Субботнее. Почему евреев первыми отпустили?
В аэропорте грустит Александр Гетманов.
На этой неделе не улетел из Волгограда по причине угрозы БПЛА, ковром покрывшую царицынскую степь.
Хоть и не впервой, но надеялся, что молоко тумана, вставшее над городом, защитит от дронов.
Вечер, в воздухе терминала висят негодование и растерянность. Застряли два московских рейса - Аэрофлот и Победа, и народу порядочно.
Победовские пассажиры наиболее опешившие: если Аэрофлот сразу отложил рейс до утра, то Победа отложила только на два часа. Проходил такое: потом еще на два, и еще, если позволит совесть. По факту улетят все утром, но пассажиров лоукостера подольше подержат в аэропорту и в недоумении.
В этой связи незамедлительно вспомнился один из любимых анекдотов: брежневская Москва, преддверие Нового Года.
В «Вечерней Москве» объявляют о поступлении в продажу в Елисеевский черной икры.
На утро, несмотря на метель и мороз за -30, очередь на всю улицу Горького, конец уходит за Красную площадь.
Директор магазина вбегает к снабженцу и говорит, что вся икра разошлась по спецпайкам как союзных, так и городских партийных бонз, и икры нет. Надо что-то думать, потому как объявить об этом народу нельзя: все помнят, что от требований хлеба до свержения власти у толпы разгон катастрофически быстрый по историческим меркам.
Пусть и хлеба на полках сейчас достаточно, но к обману и воровству чинуш русский народ также нетерпим. Особенно зимой.
В общем, решили резать хвост кошке по кусочку, поэтому вначале к толпе выходит сотрудник магазина, и сообщает, что икры не так много, как желающих ее купить, и просит евреев покинуть очередь, им отпускать товар не будут.
Все же, космополиты, которые могут в любой момент под хищное крыло Голды Мейер улизнуть из страны, не самые достойные кандидаты на покупку черного золота Каспия. Очередь сокращается, но не существенно. Вьюга вальсирует по-над шапками граждан.
Далее, вновь к толпе выходит сотрудник, и, смущаясь, говорит, что ввиду ограниченности товара, продавать икру будут лишь москвичам, проверяя прописку, поэтому гостей столицы или забывших паспорт просят не терять времени.
Часть людей уходит, но все же конца очереди из-за метели не видно.
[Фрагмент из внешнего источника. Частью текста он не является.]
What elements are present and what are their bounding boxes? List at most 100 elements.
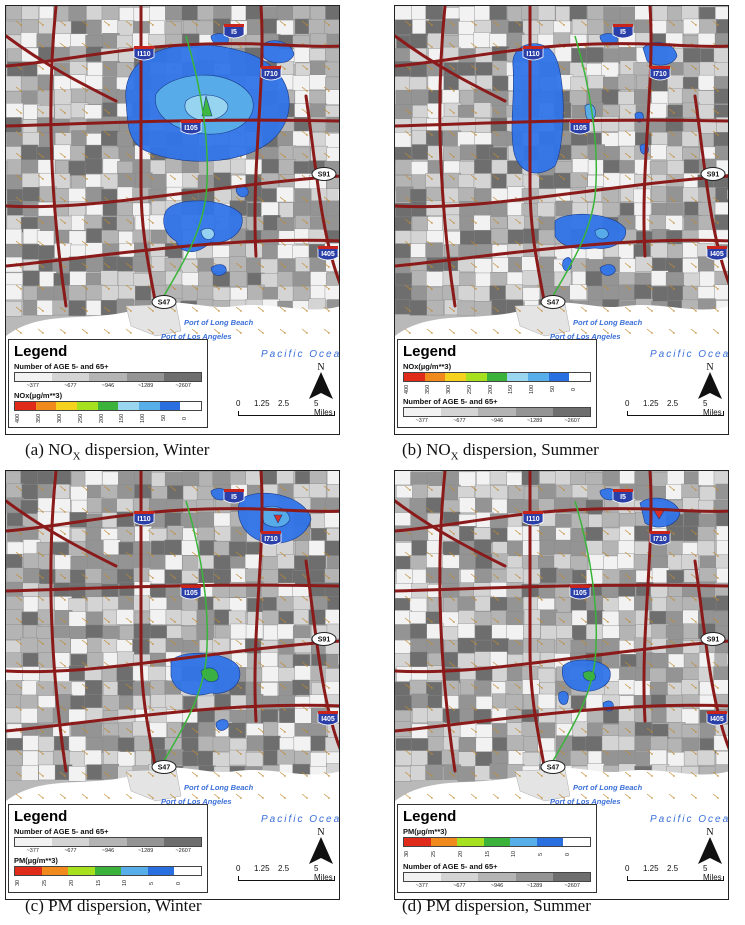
map-panel-c: I5 I110 I710 I105 S91 I605 I405 S47 Port of Long… (5, 470, 340, 900)
svg-text:I110: I110 (526, 516, 539, 523)
legend: Legend NOx(µg/m**3) 400 350 300 250 200 150 100 5… (397, 339, 597, 428)
shield-i5: I5 (223, 24, 245, 39)
freeways (395, 6, 728, 308)
scale-bar (238, 876, 335, 881)
shield-s91: S91 (700, 167, 726, 181)
map-panel-b: I5 I110 I710 I105 S91 I605 I405 S47 Port of Long… (394, 5, 729, 435)
pacific-ocean-label: Pacific Ocean (650, 814, 729, 825)
svg-text:S91: S91 (707, 172, 720, 179)
dispersion-map: I5 I110 I710 I105 S91 I605 I405 S47 (395, 6, 728, 434)
scale-tick: 1.25 (643, 399, 659, 408)
census-tracts (395, 6, 728, 317)
shield-i5: I5 (223, 489, 245, 504)
freeways (6, 6, 339, 308)
shield-i110: I110 (133, 46, 155, 61)
shield-i405: I405 (706, 246, 728, 261)
svg-text:I405: I405 (710, 716, 724, 723)
svg-text:S47: S47 (547, 765, 560, 772)
shield-i605: I605 (338, 189, 339, 200)
port-los-angeles-label: Port of Los Angeles (550, 797, 621, 806)
legend: Legend PM(µg/m**3) 30 25 20 15 10 5 0 Number of A… (397, 804, 597, 893)
age-legend-label: Number of AGE 5- and 65+ (403, 862, 498, 871)
shield-i105: I105 (569, 120, 591, 135)
shield-i605: I605 (727, 189, 728, 200)
age-color-ramp (403, 872, 591, 882)
rail-corridor (160, 35, 209, 302)
shield-i605: I605 (727, 654, 728, 665)
panel-caption: (b) NOX dispersion, Summer (402, 440, 599, 463)
svg-text:I5: I5 (620, 494, 626, 501)
panel-caption: (c) PM dispersion, Winter (25, 896, 202, 915)
svg-text:I105: I105 (573, 125, 587, 132)
pollutant-ticks: 30 25 20 15 10 5 0 (404, 850, 572, 858)
age-ticks: ~377 ~677 ~946 ~1289 ~2607 (26, 848, 191, 854)
pollutant-legend-label: PM(µg/m**3) (14, 856, 58, 865)
svg-text:I110: I110 (137, 51, 150, 58)
age-color-ramp (14, 372, 202, 382)
freeways (395, 471, 728, 773)
pollutant-color-ramp (403, 837, 591, 847)
legend-title: Legend (403, 343, 457, 360)
shield-i105: I105 (569, 585, 591, 600)
svg-text:N: N (317, 827, 324, 838)
scale-tick: 2.5 (667, 399, 679, 408)
scale-tick: 2.5 (278, 399, 290, 408)
shield-i710: I710 (260, 66, 282, 81)
pacific-ocean-label: Pacific Ocean (650, 349, 729, 360)
north-arrow-icon: N (309, 362, 333, 399)
pollutant-color-ramp (14, 866, 202, 876)
legend: Legend Number of AGE 5- and 65+ ~377 ~677 ~9… (8, 804, 208, 893)
svg-text:I110: I110 (137, 516, 150, 523)
map-panel-d: I5 I110 I710 I105 S91 I605 I405 S47 Port of Long… (394, 470, 729, 900)
svg-text:I710: I710 (653, 536, 667, 543)
svg-text:N: N (706, 827, 713, 838)
rail-corridor (549, 35, 598, 302)
port-long-beach-label: Port of Long Beach (184, 783, 254, 792)
svg-text:I405: I405 (321, 251, 335, 258)
scale-tick: 0 (625, 399, 630, 408)
age-legend-label: Number of AGE 5- and 65+ (14, 827, 109, 836)
map-panel-a: I5 I110 I710 I105 S91 I605 I405 S47 Port of Long… (5, 5, 340, 435)
svg-text:N: N (317, 362, 324, 373)
pollutant-plume (125, 33, 295, 276)
shield-s91: S91 (311, 632, 337, 646)
shield-s91: S91 (700, 632, 726, 646)
scale-tick: 2.5 (667, 864, 679, 873)
svg-text:S47: S47 (158, 300, 171, 307)
scale-tick: 2.5 (278, 864, 290, 873)
svg-text:I405: I405 (710, 251, 724, 258)
shield-i405: I405 (317, 711, 339, 726)
pollutant-color-ramp (14, 401, 202, 411)
scale-bar (238, 411, 335, 416)
svg-text:I710: I710 (264, 71, 278, 78)
scale-bar (627, 876, 724, 881)
freeways (6, 471, 339, 773)
port-long-beach-label: Port of Long Beach (184, 318, 254, 327)
svg-text:S47: S47 (547, 300, 560, 307)
port-long-beach-label: Port of Long Beach (573, 318, 643, 327)
svg-text:S91: S91 (318, 637, 331, 644)
svg-text:I710: I710 (653, 71, 667, 78)
shield-i405: I405 (706, 711, 728, 726)
legend-title: Legend (14, 808, 68, 825)
shield-i110: I110 (522, 511, 544, 526)
panel-caption: (d) PM dispersion, Summer (402, 896, 591, 915)
svg-text:I5: I5 (231, 494, 237, 501)
svg-text:N: N (706, 362, 713, 373)
pollutant-plume (170, 488, 312, 731)
shield-i710: I710 (649, 531, 671, 546)
pollutant-ticks: 30 25 20 15 10 5 0 (15, 879, 183, 887)
shield-i710: I710 (649, 66, 671, 81)
panel-caption: (a) NOX dispersion, Winter (25, 440, 210, 463)
age-ticks: ~377 ~677 ~946 ~1289 ~2607 (26, 383, 191, 389)
legend-title: Legend (14, 343, 68, 360)
pollutant-legend-label: PM(µg/m**3) (403, 827, 447, 836)
age-color-ramp (14, 837, 202, 847)
rail-corridor (160, 500, 209, 767)
age-color-ramp (403, 407, 591, 417)
scale-tick: 5 Miles (703, 399, 722, 417)
shield-i110: I110 (133, 511, 155, 526)
svg-text:I5: I5 (620, 29, 626, 36)
pacific-ocean-label: Pacific Ocean (261, 349, 340, 360)
shield-s91: S91 (311, 167, 337, 181)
В следующий раз, когда багряное солнце в зените висит над морозной дымкой, просят очередь покинуть беспартийных. Потом - бездетных. На закате остаются только участники ВОВ. Следом - лишь награжденные государственными наградами. Конец очереди виднеется под уже зажженными фонарями.
Оставшиеся ветераны начинают разжигать костры, спасаясь от мороза проверенным фронтовым способом.
После просят остаться только тех, кто громил белогвардейцев в Гражданскую. Остается существенно меньше стариков, но эти уже закрутки свирепой судьбы, трескучий мороз испугать их просто не в состоянии.
Наконец, просят уйти тех членов партии, которые не имели дореволюционного стажа членства в ней.
Время за полночь. У дверей гастронома один дедушка блестит заиндевевшими линзами очков.
Его заводят в кабинет директора, сажают в кресло, наливают кружку горячего чая, после чего директор магазина, дотошно изучив кипу подтверждающих документов, говорит ему правду: что икры в магазине нет, и что он, директор, очень надеется на понимание такого опытного человека, все-таки старый большевик, ветеран двух войн.
-Да, я действительно старый большевик, ветеран и Гражданской, и Великой Отечественной, орденоносец, москвич, русский, двое детей, пятеро внуков, семеро правнуков.
И понимаю я, что икры нет, все же восемьдесят второй год на свете живу.
У меня только один вопрос: почему евреев первыми отпустили?